Alison Shaw

Old Timers

From the August 22, 1950 edition of the Vineyard Gazette: The fair, say the old-timers, isn’t quite what it used to be. But then, they add with reminiscent chuckles, it never was quite what it used to be.

From the August 22, 1950 edition of the Vineyard Gazette:

The fair, say the old-timers, isn’t quite what it used to be. But then, they add with reminiscent chuckles, it never was quite what it used to be. Long about half way through the second fair ever held, someone said wistfully, “You know, last year things were thus and so, and we had such and such, and I guess there never will be a fair like that again. And so the thing began.“

In the old days, of course, the fair was even more of a social event than it is now. With the horse and buggy as the chief means of transportation, casual visits from one end of the Island to the other were hardly the fashion. When on branch of a family lived in Chilmark and another in Vineyard Haven, they saw each other rarely; and old friends, separated by the distance from Gay Head to Edgartown, seldom dropped in briefly of an evening. The fair was about the only time in the year when “everybody saw everybody.”

One old-timer explained:

“With all due respect, it was something like church. Not that people didn’t go to church, then as now, to worship — and maybe more so. But it was kind of a social time too, when people who lived a little ways out got a chance, once a week, to visit their friends in town. In the intermission between church and Sunday school, folks got together and settled everything from courtship to pig-trading, not being sure they’d see each other again during the week. The fair was like that; except it was once a year, and people came together from all over the Island.”

Others fondly remember the sports: the baseball games, the tug-of-wars, the horseshoe pitching.

“Sports brought the young people, and the young people brought the old people. Anyone would go to see how his kids were doing, even if he didn’t know the ball from the bat.”

One West Tisburyite speaks with deep nostalgia of the arguments that took place in by-gone days.

“What arguments we used to have!” he says. “Everyone joined in — the three Tilton boys, the Looks, and all the rest of them. Once a year at the fair, we all got together and — well, the same people aren’t here anymore. Still, I do like a good argument. Not that anyone ever gets me mad.”

“No, nor changes your mind, either,” adds his wife gently.

In past years, there were more participants, fewer spectators in the crowd. As the old saying had it, “The fair is where everybody goes to look at his own pumpkins.” The fair took place late in the fall, and the summer vegetables, no longer fit to eat but plump, yellow, and beautiful to look at, were displayed with pride. So well did the vegetables keep that one old farmer was accused — admiringly — of exhibiting the exact same bowl of prize-winning wax beans year after year.

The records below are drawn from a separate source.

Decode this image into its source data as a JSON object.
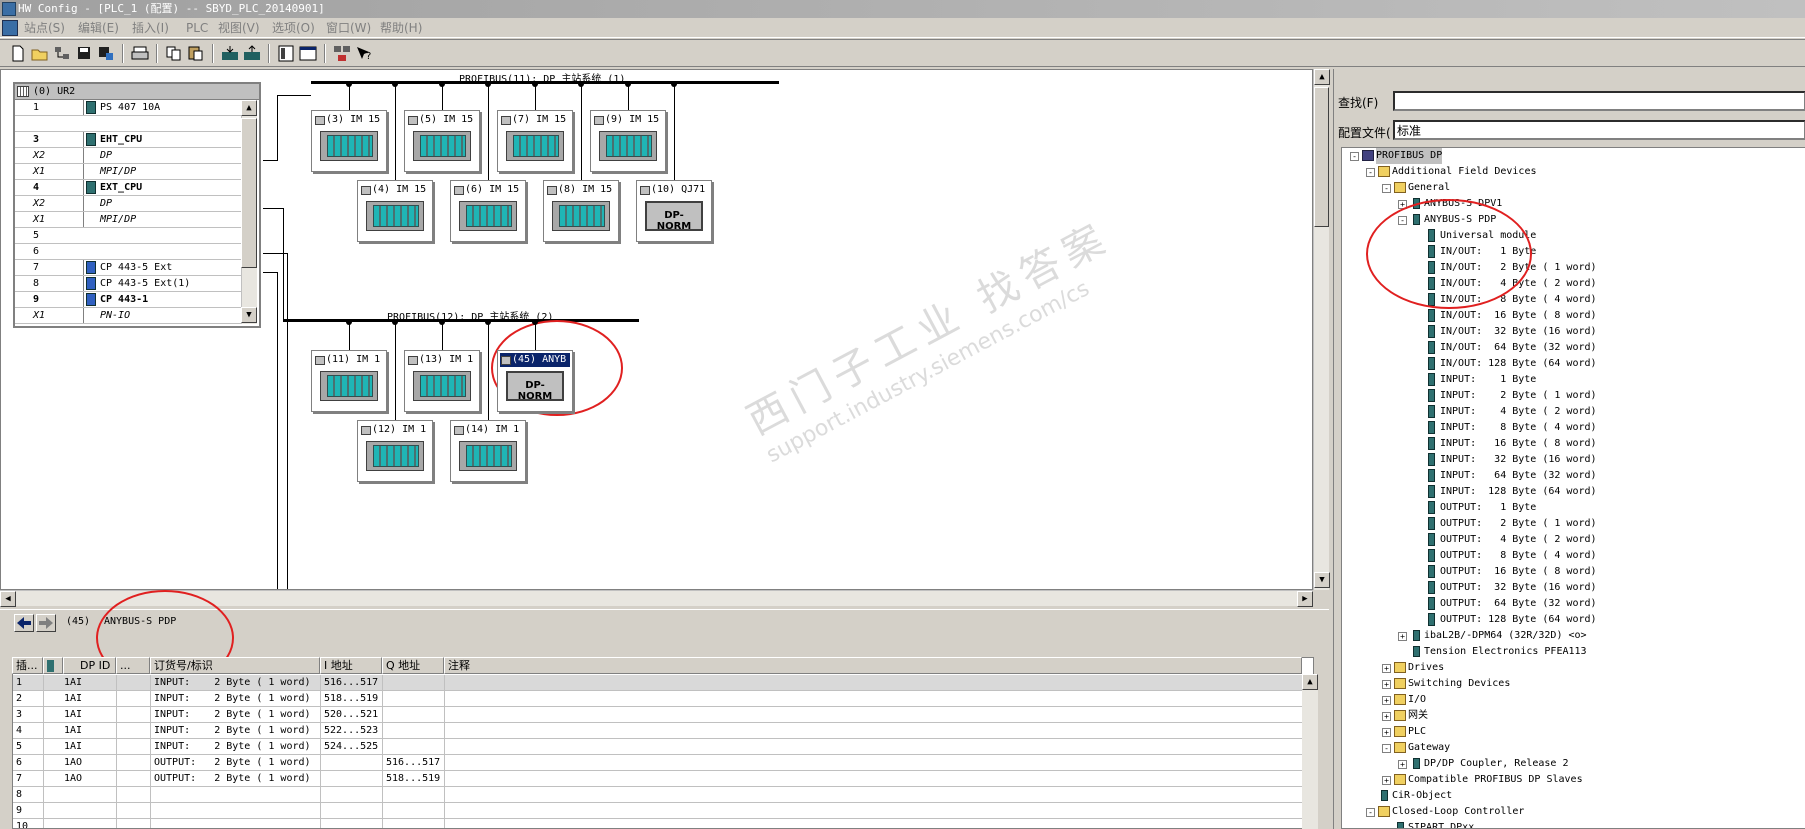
{
  "window": {
    "title": "HW Config - [PLC_1 (配置) -- SBYD_PLC_20140901]"
  },
  "menu": [
    {
      "id": "station",
      "label": "站点(S)"
    },
    {
      "id": "edit",
      "label": "编辑(E)"
    },
    {
      "id": "insert",
      "label": "插入(I)"
    },
    {
      "id": "plc",
      "label": "PLC"
    },
    {
      "id": "view",
      "label": "视图(V)"
    },
    {
      "id": "options",
      "label": "选项(O)"
    },
    {
      "id": "window",
      "label": "窗口(W)"
    },
    {
      "id": "help",
      "label": "帮助(H)"
    }
  ],
  "rack": {
    "title": "(0) UR2",
    "rows": [
      {
        "slot": "1",
        "module": "PS 407 10A"
      },
      {
        "slot": "",
        "module": ""
      },
      {
        "slot": "3",
        "module": "EHT_CPU"
      },
      {
        "slot": "X2",
        "module": "DP"
      },
      {
        "slot": "X1",
        "module": "MPI/DP"
      },
      {
        "slot": "4",
        "module": "EXT_CPU"
      },
      {
        "slot": "X2",
        "module": "DP"
      },
      {
        "slot": "X1",
        "module": "MPI/DP"
      },
      {
        "slot": "5",
        "module": ""
      },
      {
        "slot": "6",
        "module": ""
      },
      {
        "slot": "7",
        "module": "CP 443-5 Ext"
      },
      {
        "slot": "8",
        "module": "CP 443-5 Ext(1)"
      },
      {
        "slot": "9",
        "module": "CP 443-1"
      },
      {
        "slot": "X1",
        "module": "PN-IO"
      }
    ]
  },
  "bus1": {
    "label": "PROFIBUS(11): DP 主站系统 (1)",
    "stations_top": [
      "(3) IM 15",
      "(5) IM 15",
      "(7) IM 15",
      "(9) IM 15"
    ],
    "stations_bottom": [
      "(4) IM 15",
      "(6) IM 15",
      "(8) IM 15",
      "(10) QJ71"
    ],
    "dpnorm_label": "DP-NORM"
  },
  "bus2": {
    "label": "PROFIBUS(12): DP 主站系统 (2)",
    "stations_top": [
      "(11) IM 1",
      "(13) IM 1",
      "(45) ANYB"
    ],
    "stations_bottom": [
      "(12) IM 1",
      "(14) IM 1"
    ],
    "dpnorm_label": "DP-NORM"
  },
  "watermark": {
    "line1": "西门子工业 找答案",
    "line2": "support.industry.siemens.com/cs"
  },
  "detail": {
    "address": "(45)",
    "device": "ANYBUS-S PDP",
    "columns": [
      "插...",
      "DP ID",
      "...",
      "订货号/标识",
      "I 地址",
      "Q 地址",
      "注释"
    ],
    "rows": [
      {
        "n": "1",
        "dpid": "1AI",
        "order": "INPUT:    2 Byte ( 1 word)",
        "i": "516...517",
        "q": ""
      },
      {
        "n": "2",
        "dpid": "1AI",
        "order": "INPUT:    2 Byte ( 1 word)",
        "i": "518...519",
        "q": ""
      },
      {
        "n": "3",
        "dpid": "1AI",
        "order": "INPUT:    2 Byte ( 1 word)",
        "i": "520...521",
        "q": ""
      },
      {
        "n": "4",
        "dpid": "1AI",
        "order": "INPUT:    2 Byte ( 1 word)",
        "i": "522...523",
        "q": ""
      },
      {
        "n": "5",
        "dpid": "1AI",
        "order": "INPUT:    2 Byte ( 1 word)",
        "i": "524...525",
        "q": ""
      },
      {
        "n": "6",
        "dpid": "1AO",
        "order": "OUTPUT:   2 Byte ( 1 word)",
        "i": "",
        "q": "516...517"
      },
      {
        "n": "7",
        "dpid": "1AO",
        "order": "OUTPUT:   2 Byte ( 1 word)",
        "i": "",
        "q": "518...519"
      },
      {
        "n": "8",
        "dpid": "",
        "order": "",
        "i": "",
        "q": ""
      },
      {
        "n": "9",
        "dpid": "",
        "order": "",
        "i": "",
        "q": ""
      },
      {
        "n": "10",
        "dpid": "",
        "order": "",
        "i": "",
        "q": ""
      }
    ]
  },
  "catalog": {
    "find_label": "查找(F)",
    "find_value": "",
    "profile_label": "配置文件(",
    "profile_value": "标准",
    "tree": [
      {
        "label": "PROFIBUS DP",
        "icon": "net",
        "exp": "-"
      },
      {
        "label": "Additional Field Devices",
        "icon": "folder",
        "exp": "-"
      },
      {
        "label": "General",
        "icon": "folder",
        "exp": "-"
      },
      {
        "label": "ANYBUS-S DPV1",
        "icon": "dev",
        "exp": "+"
      },
      {
        "label": "ANYBUS-S PDP",
        "icon": "dev",
        "exp": "-"
      },
      {
        "label": "Universal module",
        "icon": "mod"
      },
      {
        "label": "IN/OUT:   1 Byte",
        "icon": "mod"
      },
      {
        "label": "IN/OUT:   2 Byte ( 1 word)",
        "icon": "mod"
      },
      {
        "label": "IN/OUT:   4 Byte ( 2 word)",
        "icon": "mod"
      },
      {
        "label": "IN/OUT:   8 Byte ( 4 word)",
        "icon": "mod"
      },
      {
        "label": "IN/OUT:  16 Byte ( 8 word)",
        "icon": "mod"
      },
      {
        "label": "IN/OUT:  32 Byte (16 word)",
        "icon": "mod"
      },
      {
        "label": "IN/OUT:  64 Byte (32 word)",
        "icon": "mod"
      },
      {
        "label": "IN/OUT: 128 Byte (64 word)",
        "icon": "mod"
      },
      {
        "label": "INPUT:    1 Byte",
        "icon": "mod"
      },
      {
        "label": "INPUT:    2 Byte ( 1 word)",
        "icon": "mod"
      },
      {
        "label": "INPUT:    4 Byte ( 2 word)",
        "icon": "mod"
      },
      {
        "label": "INPUT:    8 Byte ( 4 word)",
        "icon": "mod"
      },
      {
        "label": "INPUT:   16 Byte ( 8 word)",
        "icon": "mod"
      },
      {
        "label": "INPUT:   32 Byte (16 word)",
        "icon": "mod"
      },
      {
        "label": "INPUT:   64 Byte (32 word)",
        "icon": "mod"
      },
      {
        "label": "INPUT:  128 Byte (64 word)",
        "icon": "mod"
      },
      {
        "label": "OUTPUT:   1 Byte",
        "icon": "mod"
      },
      {
        "label": "OUTPUT:   2 Byte ( 1 word)",
        "icon": "mod"
      },
      {
        "label": "OUTPUT:   4 Byte ( 2 word)",
        "icon": "mod"
      },
      {
        "label": "OUTPUT:   8 Byte ( 4 word)",
        "icon": "mod"
      },
      {
        "label": "OUTPUT:  16 Byte ( 8 word)",
        "icon": "mod"
      },
      {
        "label": "OUTPUT:  32 Byte (16 word)",
        "icon": "mod"
      },
      {
        "label": "OUTPUT:  64 Byte (32 word)",
        "icon": "mod"
      },
      {
        "label": "OUTPUT: 128 Byte (64 word)",
        "icon": "mod"
      },
      {
        "label": "ibaL2B/-DPM64 (32R/32D) <o>",
        "icon": "dev",
        "exp": "+"
      },
      {
        "label": "Tension Electronics PFEA113",
        "icon": "dev"
      },
      {
        "label": "Drives",
        "icon": "folder",
        "exp": "+"
      },
      {
        "label": "Switching Devices",
        "icon": "folder",
        "exp": "+"
      },
      {
        "label": "I/O",
        "icon": "folder",
        "exp": "+"
      },
      {
        "label": "网关",
        "icon": "folder",
        "exp": "+"
      },
      {
        "label": "PLC",
        "icon": "folder",
        "exp": "+"
      },
      {
        "label": "Gateway",
        "icon": "folder",
        "exp": "-"
      },
      {
        "label": "DP/DP Coupler, Release 2",
        "icon": "dev",
        "exp": "+"
      },
      {
        "label": "Compatible PROFIBUS DP Slaves",
        "icon": "folder",
        "exp": "+"
      },
      {
        "label": "CiR-Object",
        "icon": "dev"
      },
      {
        "label": "Closed-Loop Controller",
        "icon": "folder",
        "exp": "-"
      },
      {
        "label": "SIPART DPxx",
        "icon": "dev"
      }
    ]
  },
  "colors": {
    "annotation": "#e02020",
    "selection": "#0a246a",
    "module": "#2f7070"
  }
}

Everyone has his favorite fair stories, both of the recent and the long ago past. There was the horse racing — and the betting, though nothing official as to the latter. “Lord they’d have had us down to Edgartown for that!”

There were the days when West Tisburyites, waking before dawn on fair morning, heard the lowing of the cattle being driven from long distances into town — “it sounded right festive, somehow.” There was the time when a yoke of ancient, scrawny oxen, brought down by their owner for utilitarian purposes only and not even entered in the fair, casually walked away with a stone boat, which several sleek prize yokes had failed to budge.

An old-timer, who held a life membership in the Martha’s Vineyard Agricultural Society, and therefore rated free admission to the fair, was one of the Island’s most faithful fair goers. Year after year, he approached the admission window, asked for his ticket and his wife’s and walked on through. It is said that on one of his rare visits off-Island, he similarly approached the astonished young man at the steamship dock, and said in an absent-minded, off-hand manner, “The tickets for me and Mindy Jane, please.“

Sheep dog contests were popular in by-gone times, as they undoubtedly would be today. There was a bit of confusion about one such contest held at the fair. It seems that the flock reaching the pen in the shortest time proceeded there in orderly fashion, following close on the heels of their shepherd, who rattled a can of corn at regular intervals. The dog, like the well-trained animal he was, lay under a nearby bush, watching alertly to see that none of his charges strayed.

In the past, there were half-acre and quarter-acre farm contests, and judges traveled the countryside to see the non-transportable displays. There was more handiwork — but no art exhibits, fewer exhibits for youth only.

“We say it’s not the same,” comments one elderly fair-goer, “but if we could go back to a fair of forty years ago — well, I wonder.”

And so it goes. No one would miss the fair, or any part of it, in spite of an occasional grumble that nothing is quite the same anymore.